The barn hadn’t been used
as a barn for some time. There were four stalls on one side, but no horses or mules. Dusty harnesses, which hadn’t been used in years, hung from wooden racks on the wall beside the stalls. There was no wagon inside the barn, and Hoke hadn’t seen a wagon in the yard. There was a stack of loose boards near the barn door. The wide double doors were open. Hoke couldn’t let Chico stumble outside, where Bock might see him from the house. Hoke selected a two-by-four to use as a club and circled behind the Mexican. He didn’t want to get too close to Chico. If the man got his big hands on him, or even one hand, he knew it would be all over. Holding his breath, Hoke hit the Mexican on his right kneecap, swinging the two-by-four as hard as he could. The knee snapped, and Chico fell over sideways. He didn’t remove his hands from his face but screamed again as he fell. Hoke hit him squarely on the head, and the scream stopped abruptly. There was a whooshing sound as the breath left his throat. Hoke pounded the man’s head again, and the two-by-four splintered and broke. Hoke’s hands were punctured with tiny splinters from the piece of wood. Blood and gray matter oozed from the dead Mexican’s head. Blood poured from his nose and ears, and the dislodged yellow headband was saturated.

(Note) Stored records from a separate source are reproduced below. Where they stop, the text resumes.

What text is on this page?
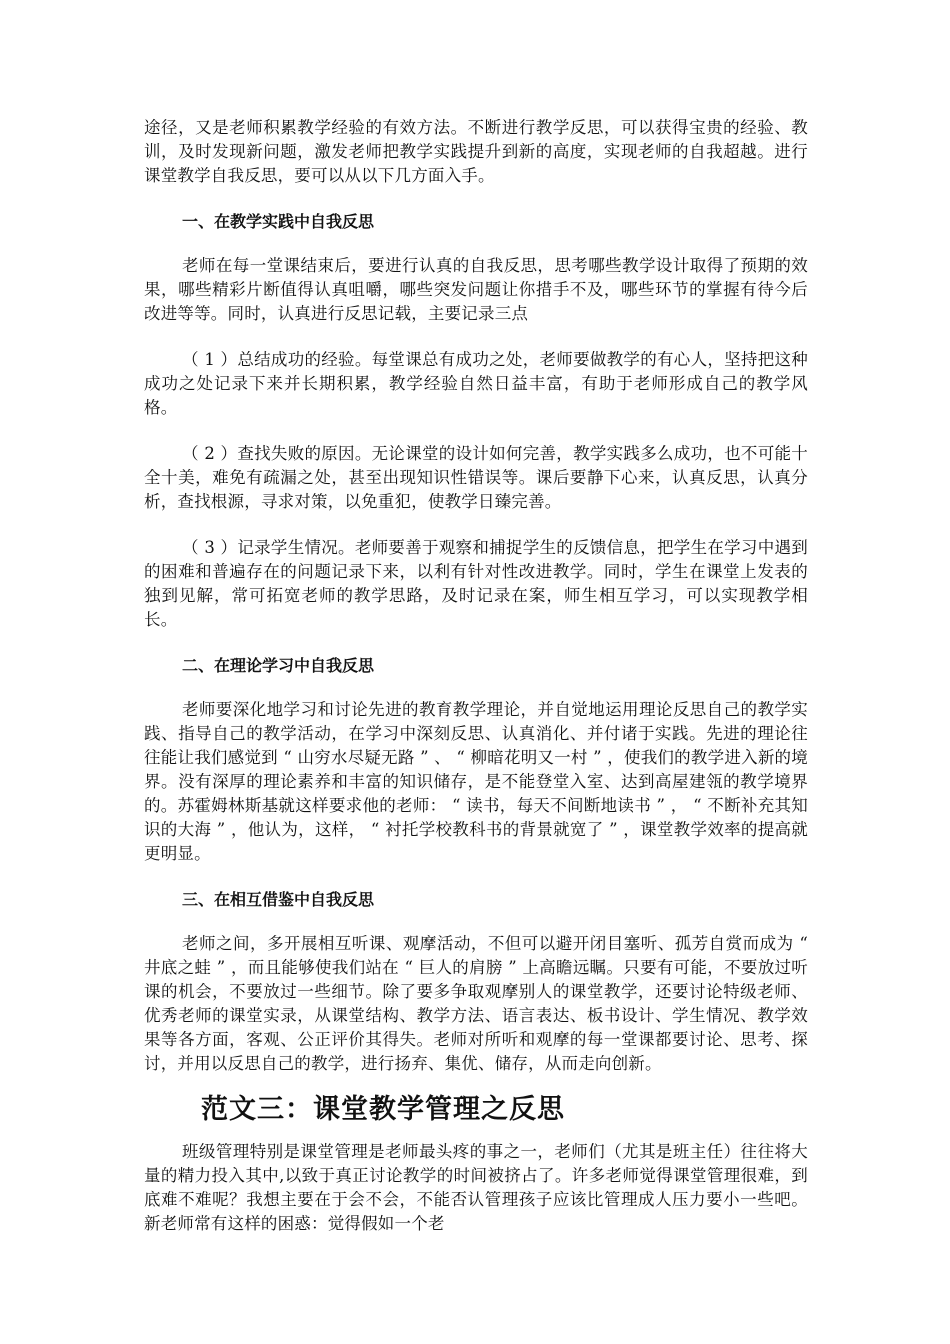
途径，又是老师积累教学经验的有效方法。不断进行教学反思，可以获得宝贵的经验、教训，及时发现新问题，激发老师把教学实践提升到新的高度，实现老师的自我超越。进行课堂教学自我反思，要可以从以下几方面入手。

一、在教学实践中自我反思

老师在每一堂课结束后，要进行认真的自我反思，思考哪些教学设计取得了预期的效果，哪些精彩片断值得认真咀嚼，哪些突发问题让你措手不及，哪些环节的掌握有待今后改进等等。同时，认真进行反思记载，主要记录三点

（ 1 ）总结成功的经验。每堂课总有成功之处，老师要做教学的有心人，坚持把这种成功之处记录下来并长期积累，教学经验自然日益丰富，有助于老师形成自己的教学风格。

（ 2 ）查找失败的原因。无论课堂的设计如何完善，教学实践多么成功，也不可能十全十美，难免有疏漏之处，甚至出现知识性错误等。课后要静下心来，认真反思，认真分析，查找根源，寻求对策，以免重犯，使教学日臻完善。

（ 3 ）记录学生情况。老师要善于观察和捕捉学生的反馈信息，把学生在学习中遇到的困难和普遍存在的问题记录下来，以利有针对性改进教学。同时，学生在课堂上发表的独到见解，常可拓宽老师的教学思路，及时记录在案，师生相互学习，可以实现教学相长。

二、在理论学习中自我反思

老师要深化地学习和讨论先进的教育教学理论，并自觉地运用理论反思自己的教学实践、指导自己的教学活动，在学习中深刻反思、认真消化、并付诸于实践。先进的理论往往能让我们感觉到 “ 山穷水尽疑无路 ” 、 “ 柳暗花明又一村 ” ，使我们的教学进入新的境界。没有深厚的理论素养和丰富的知识储存，是不能登堂入室、达到高屋建瓴的教学境界的。苏霍姆林斯基就这样要求他的老师： “ 读书，每天不间断地读书 ” ， “ 不断补充其知识的大海 ” ，他认为，这样， “ 衬托学校教科书的背景就宽了 ” ，课堂教学效率的提高就更明显。

三、在相互借鉴中自我反思

老师之间，多开展相互听课、观摩活动，不但可以避开闭目塞听、孤芳自赏而成为 “ 井底之蛙 ” ，而且能够使我们站在 “ 巨人的肩膀 ” 上高瞻远瞩。只要有可能，不要放过听课的机会，不要放过一些细节。除了要多争取观摩别人的课堂教学，还要讨论特级老师、优秀老师的课堂实录，从课堂结构、教学方法、语言表达、板书设计、学生情况、教学效果等各方面，客观、公正评价其得失。老师对所听和观摩的每一堂课都要讨论、思考、探讨，并用以反思自己的教学，进行扬弃、集优、储存，从而走向创新。

范文三：课堂教学管理之反思

班级管理特别是课堂管理是老师最头疼的事之一，老师们（尤其是班主任）往往将大量的精力投入其中,以致于真正讨论教学的时间被挤占了。许多老师觉得课堂管理很难，到底难不难呢？我想主要在于会不会，不能否认管理孩子应该比管理成人压力要小一些吧。 新老师常有这样的困惑：觉得假如一个老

Hoke’s arms were weary, and he gasped with pain. The pain in his side had increased with the effort he had put into clubbing the man to death, and Hoke bent over double to obtain some relief as he limped back to the bale of alfalfa and sat down. His tailbone hurt from being kicked. Bending forward helped him breathe, a little, but not much. When he regained his breath, gradually, Hoke crossed to the other wall again and retrieved his pants and belt. He folded his jeans into a square pad, placed the pad against his injured ribs, and pulled the belt tight around his waist to hold the pad in place. He removed a nail from one of the loose boards and made a small puncture in his belt and fastened the buckle. He could breathe a little more easily now, so long as he took shallow breaths, and the pain was not as severe. His ribs, Hoke concluded, were only cracked, not broken. He hocked and spit into the palm of his hand. It hurt to cough, but there was no blood in the spit. If his ribs had been broken, after all his activity, he would be spewing blood by now. Blood from his cut chin had dribbled onto the front of his shirt, and both sleeves were ripped at the shoulder. Hoke removed his shirt and dabbed at the blood on his chin. The puncture was deep; it went through the fleshy part of his chin all the way to the bone.